The Vikings were Scandinavian seafaring warriors and explorers that left their homelands to trade, raid, conquer and settle in parts of Europe. They were most powerful from about 800-1050 AD which is known as the Viking Age.
Why were they called Vikings?
The name ‘Viking’ comes from the Old Norse word vīk (meaning inlet or bay) and came to mean ‘a pirate raid’. People who went off raiding in ships were said to be ‘going Viking’. Because their ships could sail in shallow water, they could travel up rivers and land on shore making it possible to jump out, fight and make a quick getaway if they were chased. Most Scandinavians were not Vikings and those they traded with called them North Men or Norsemen.
The Vikings were chieftain-led clans who believed the world was filled with powerful mythological gods and spirits. Thor and Odin, the gods of war and death, influenced their raids, warfare and violence. Viking chieftains led warriors to do battle abroad in order to prove their bravery and please their war-gods. Poets composed sagas about the exploits of these chieftains, keeping their memories alive. The Norse people loved to tell stories of magic and monsters around the fire.
Vikings didn’t record history on paper but instead carved historic events on rocks using rocks known as rune stones using an alphabet based on Germanic runic script. Much of what is known about the Vikings is found on these inscriptions on stones across Scandinavia.
Shipbuilders & Explorers
Vikings were excellent shipbuilders and sailors. The high tech design of Viking long ships and trading vessels made them suitable as large ocean-going warships as well as capable of sailing up rivers, fjords and onto beaches.
They traveled trade routes throughout Europe, Russia and Turkey, as well as sailed across the Atlantic to explore and actually discovered Greenland and North America. During their explorations, Vikings raided and pillaged, but also engaged in trade, settled wide-ranging colonies, and acted as mercenaries.
Farmers & Traders
When they weren’t “going Viking”, they worked as farmers, fishermen, skilled craftsmen and traders. They lived in small villages made up of 5-6 farms. It was customary for multiple generations of a Viking family to live together in one dwelling. There were two types of homes, longhouses, which resembled an upside down ship, and pit houses, (grubehus in Danish) a simple small house partially dug into the ground. Roofs made of turf (earth with grass) helped keep in the heat. Pit houses also served as workshops for trade (weaving and textile making, smithing) and storing food.
The farmers kept animals and grew crops. Skilled craft workers included blacksmiths, armorers, brewers, merchants, weavers, musicians, carpenters, jewelers and more. They made beautiful metalwork, wooden carvings, jewelry and woven textiles to trade. They bought goods and materials such as silver, silk, spices, wine, jewelry, glass and pottery to bring home.
Warriors & Raiders
Nothing in their Norse beliefs related to Christian beliefs. So once the Scandinavians had mastered shipbuilding and began to “go Viking,” they did not think twice about raiding a Christian monastery.

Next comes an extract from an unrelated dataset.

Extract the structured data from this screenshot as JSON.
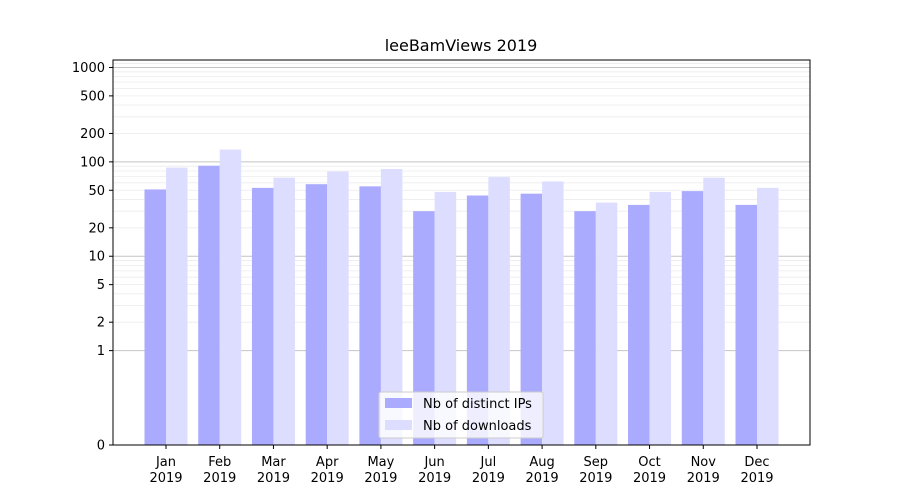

An attack on the monastery at Lindisfarne in Britain in 793CD marked the beginning of fierce conflict between the Anglo-Saxons and Vikings. During the raid, they murdered every monk they found and carried off everything of value including treasures like gold, jewels and books as well as food, drink, cattle, clothes and tools.
With no navy guarding the coast and finding the monasteries unarmed, it was easy for small groups of Vikings to land on a beach or sail up a river. But it was not long before larger Viking armies attacked Britain.
Christians in Europe were totally unprepared for the Viking invasions. With no understanding of the Norse beliefs, the Christians couldn’t understand why the Vikings arrived and forced them to endure such suffering except for the “Wrath of God.”
The demonized perception of the Vikings that persisted for the next twelve centuries was based on the writings of the monks and others who were victimized by their attacks.
It wasn’t until the 1890s that scholars outside Scandinavia begin to seriously reassess the achievements of the Vikings, recognizing their artistry, technological skills, and seamanship. The settlement of wide-ranging colonies and conversion to Christianity allowed the Norse culture to expand its influence throughout Europe and North America.